Grupo de inversionistas puja por más de $900 millones

En otras palabras, la empresa Iusatel habría quedado descalificada para participar en la licitación y, en consecuencia, el único grupo autorizado para pujar por la fibra oscura de la paraestatal de electricidad del país será el consorcio de telecomunicaciones integrado por Televisa, Telefónica y Megacable.

De cualquier forma, Televisa, Telefónica y Megacable todavía tendrían que superar el precio piso, que establece la autoridad para aceptar su oferta.

Según los cálculos preliminares no oficiales, el precio piso podría rondar los 900 millones de pesos.

El fundamento de la negativa a conceder la constancia de participación a Iusatel por parte de la SCT, presuntamente, se basaría en que la empresa privada no consiente la convocatoria, las bases y el documento de la licitación de fibra oscura.

Y su no consentimiento implica el rechazo a las reglas y requisitos de participación y a las condiciones establecidas en el Contrato y Título de Concesión.

En consecuencia, la conclusión sería que la empresa no es idónea para que el Estado obtenga las mejores condiciones.

Licitación, el tiempo se agota

De acuerdo con el calendario de la licitación, a fines de marzo, ambos grupos de inversionistas presentaron sus respectivas solicitudes y documentación ante la comisión antimonopolios, para obtener opinión favorable para participar.

Y el pasado 5 de abril, ambos interesados presentaron la documentación requerida en las bases de licitación para obtener la constancia de participación. Esta constancia es necesaria para continuar en el proceso y formular la propuesta económica correspondiente.

Extraoficialmente, se sabe que la SCT le niega la constancia de participación a Iusatel, porque manifestó no consentir la competencia y actuación de las autoridades en el proceso de licitación.

Ni consiente la convocatoria y bases de licitación e implícitamente el modelo de contrato de arrendamiento con la Comisión Federal de Electricidad, entre otros.

Iusatel habría manifestado su no consentimiento en tres escritos: 1. Al presentar la documentación ante la Comisión Federal de Competencia (CFC) para solicitar opinión favorable; 2. En una carta a la licitante, y 3. Al modificar el contenido del formato de Declaración de Conformidad y Sujeción a la Convocatoria, Bases y demás Documentos de la Licitación. Por eso, la SCT tomaría la decisión de negarle la constancia de participación.
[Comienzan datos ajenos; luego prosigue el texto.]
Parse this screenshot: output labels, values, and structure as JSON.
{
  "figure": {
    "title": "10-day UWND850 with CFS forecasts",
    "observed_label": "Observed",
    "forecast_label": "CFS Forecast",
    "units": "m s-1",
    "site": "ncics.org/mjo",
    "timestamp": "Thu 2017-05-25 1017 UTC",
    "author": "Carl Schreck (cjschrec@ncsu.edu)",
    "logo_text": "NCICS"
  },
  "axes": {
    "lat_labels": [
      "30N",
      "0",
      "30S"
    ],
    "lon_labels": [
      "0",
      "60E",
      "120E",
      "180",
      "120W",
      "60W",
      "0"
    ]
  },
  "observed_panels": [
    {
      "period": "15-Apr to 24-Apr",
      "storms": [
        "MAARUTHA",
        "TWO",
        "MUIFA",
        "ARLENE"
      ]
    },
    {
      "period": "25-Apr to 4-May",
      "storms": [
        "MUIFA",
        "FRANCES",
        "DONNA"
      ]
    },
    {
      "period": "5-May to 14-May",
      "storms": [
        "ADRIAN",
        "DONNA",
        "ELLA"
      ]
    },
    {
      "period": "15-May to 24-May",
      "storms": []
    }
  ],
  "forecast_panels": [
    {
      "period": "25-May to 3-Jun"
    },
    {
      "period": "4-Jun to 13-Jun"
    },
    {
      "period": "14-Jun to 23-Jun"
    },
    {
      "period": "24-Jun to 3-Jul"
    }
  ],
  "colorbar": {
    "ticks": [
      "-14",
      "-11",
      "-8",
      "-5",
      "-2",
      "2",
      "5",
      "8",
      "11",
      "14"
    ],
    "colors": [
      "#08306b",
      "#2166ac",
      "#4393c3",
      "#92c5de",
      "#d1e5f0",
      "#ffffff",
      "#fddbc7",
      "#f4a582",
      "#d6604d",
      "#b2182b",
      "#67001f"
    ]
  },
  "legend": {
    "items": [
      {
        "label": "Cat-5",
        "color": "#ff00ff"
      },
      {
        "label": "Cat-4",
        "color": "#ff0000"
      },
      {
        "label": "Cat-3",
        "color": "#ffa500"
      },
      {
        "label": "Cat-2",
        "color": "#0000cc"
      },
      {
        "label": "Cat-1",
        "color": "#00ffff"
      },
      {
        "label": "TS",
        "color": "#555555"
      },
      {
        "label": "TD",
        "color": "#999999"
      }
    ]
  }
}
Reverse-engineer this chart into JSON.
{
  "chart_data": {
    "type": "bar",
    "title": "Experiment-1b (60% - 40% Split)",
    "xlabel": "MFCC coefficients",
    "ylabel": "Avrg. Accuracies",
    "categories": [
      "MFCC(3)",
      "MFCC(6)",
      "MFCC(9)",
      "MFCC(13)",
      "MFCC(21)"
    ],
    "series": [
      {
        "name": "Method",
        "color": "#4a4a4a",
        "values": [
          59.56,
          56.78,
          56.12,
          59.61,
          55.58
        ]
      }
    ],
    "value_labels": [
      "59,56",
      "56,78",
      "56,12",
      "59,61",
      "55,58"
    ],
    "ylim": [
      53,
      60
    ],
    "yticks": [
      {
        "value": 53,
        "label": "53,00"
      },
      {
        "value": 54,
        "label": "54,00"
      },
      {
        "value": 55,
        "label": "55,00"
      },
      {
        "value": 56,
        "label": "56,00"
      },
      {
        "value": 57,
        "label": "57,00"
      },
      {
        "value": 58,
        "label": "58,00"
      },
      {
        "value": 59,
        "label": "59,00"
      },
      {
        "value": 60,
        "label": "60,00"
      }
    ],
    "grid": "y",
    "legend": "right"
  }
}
La SCT, de Juan Molinar Horcasitas, ha mostrado su voluntad férrea de mantener un piso parejo para todos los participantes en el negocio de las telecomunicaciones, y su firme voluntad de apegarse al estricto cumplimiento de la ley.

En la recta final por la licitación más importante de fibra oscura, podría registrarse un final de fotografía, con un solo postor: el consorcio de Televisa, Telefónica y Megacable.

CUENTOS VERAS

Aunque está en proceso de definición el destino de Satmex, la operación de compra-venta todavía tiene un largo camino por recorrer y lo más probable, es que tendrá que cruzar por el Chapter 11 o ley de quiebras estadounidense.

La definición final ya no está en el precio que ya se fijó en la cantidad de 370 millones de dólares. Depende más de la posibilidad de que Satmex pueda ofrecer a Loral Space un servicio estratégico de banda ancha satelital. Y si no al tiempo.

Todo lo demás, no es más que un largo y sinuoso camino de discusiones legales, tan prolongadas como necesarias.